Benefits of reinforcement learning
Feedback incorporated into learning
Maximization of a preset parameter
Optimization over the entire sequence of future user actions
Interplay between application and exploration
Uniform operator-based theory
Seamless combination of offline and online learning
Sparse grids for classification and regression.
The focus in the area of real-time scoring is on the development of adaptive sparse grid techniques. The “sparse grids” technique is the first, universal multivariate scoring procedure for classification and regression problems which is linearly scalable to the number of data sets and which can therefore be used on extremely large amounts of data. The basic idea is to solve classification and regression problems using their operator equations (usually differential equations), where the label space is discretized. This formulation has been used for decades, particularly in the form of finite element analysis, to solve physical problems but has failed in the data mining field because of the complexity of the calculations needed to deal with exponentially increasing amounts of data.
Sparse grid methods represent multidimensional wavelets, which, through the elimination of partial grids, can penetrate into the high dimensions for the first time without losing the considerable advantages of wavelets (approximation, spectral representation, orthogonality). prudsys AG developed sparse grid technology for scoring applications in cooperation with their partners from the University of Bonn and the Fraunhofer Institute for Algorithms and Scientific Computing. Current research focuses on the further increase of the dimension number, the transfer to other operator formulations and different real-time aspects.
Benefits of real-time scoring
Solves classification and regression problems regardless of the number of data sets
Inherent incremental approach allows direct use for real-time learning
Interpretable representation of the regression function
Spectral representation allows for direct analysis, compression and smoothing of the regression function
Expansion to a wide variety of operator formulations, integration of a-priori knowledge
Combination of offline and online learning
Fully automatic calculation of price elasticity.
Methods for automatic price optimization are becoming dramatically more important. They are among the most innovative of analytical methods. prudsys AG is a pioneer in the field of dynamic pricing in retail and has developed a comprehensive modular system of dynamic price optimization methods. The methods are based primarily on regression analysis for estimating price elasticity (real-time scoring) combined with control theory approaches. Methods for dynamic price optimization deliver optimized prices in real time. The reinforcement learning framework plays a role here. Existing algorithms for automatic price optimization have the drawback that they vary price too little and thus do not provide sufficient empirical data on which to base forecasts.

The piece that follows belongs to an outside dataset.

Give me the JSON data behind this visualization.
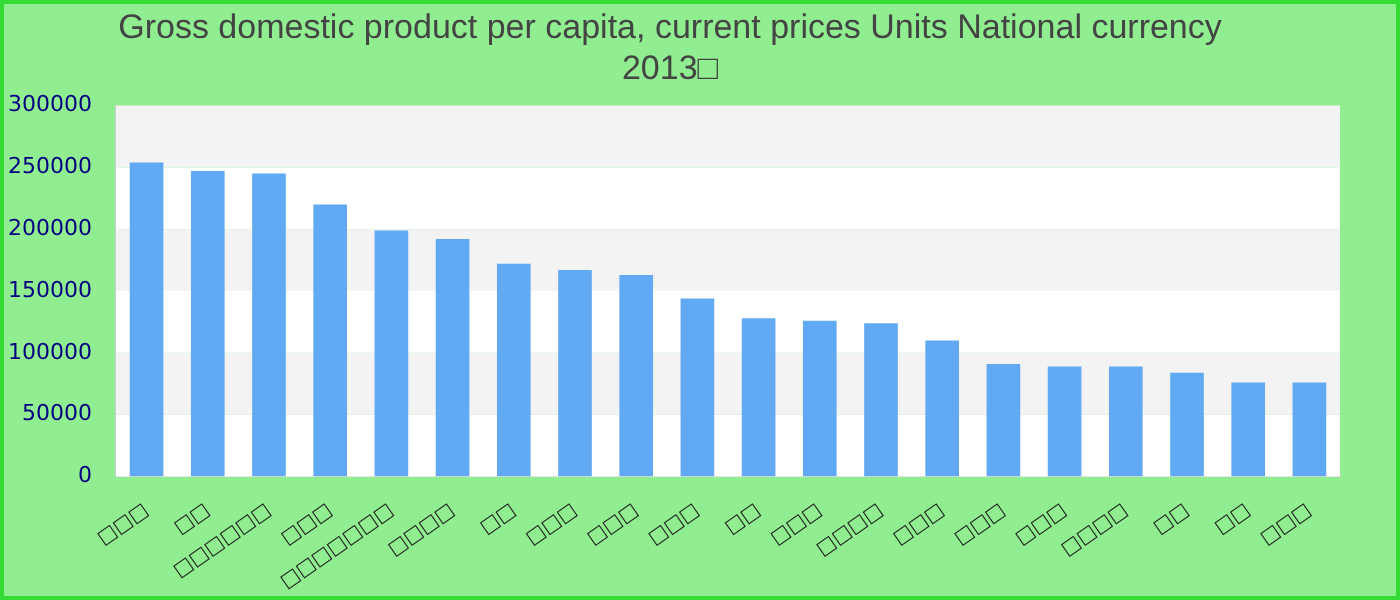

Strategically and continuously changing prices systematically fills the gaps in the data, enabling a precise estimate of price elasticity. Dynamic pricing can be used in a wide variety of scenarios. These scenarios include dealing with competitors’ prices, buying and selling, auctions, bundling, individual discounts and couponing. For this reason, the framework for dynamic price optimization is very wide-ranging and enables the definition of a variety of optimization parameters such as turnover, sales and earnings; strategies such as high price/low price, demand/competition oriented, anonymized/personalized; constraints such as price limits, time frames, variance, degradability. This results in a number of current research topics, including aspects of the game theory.
Benefits of dynamic price optimization
Optimization of different target parameters, strategies and complex constraints
Optimization using continuous transaction chains
Immediate adaptation to changes in customer purchase patterns
Automatic price setting and price tests
Simulation function for testing different price strategies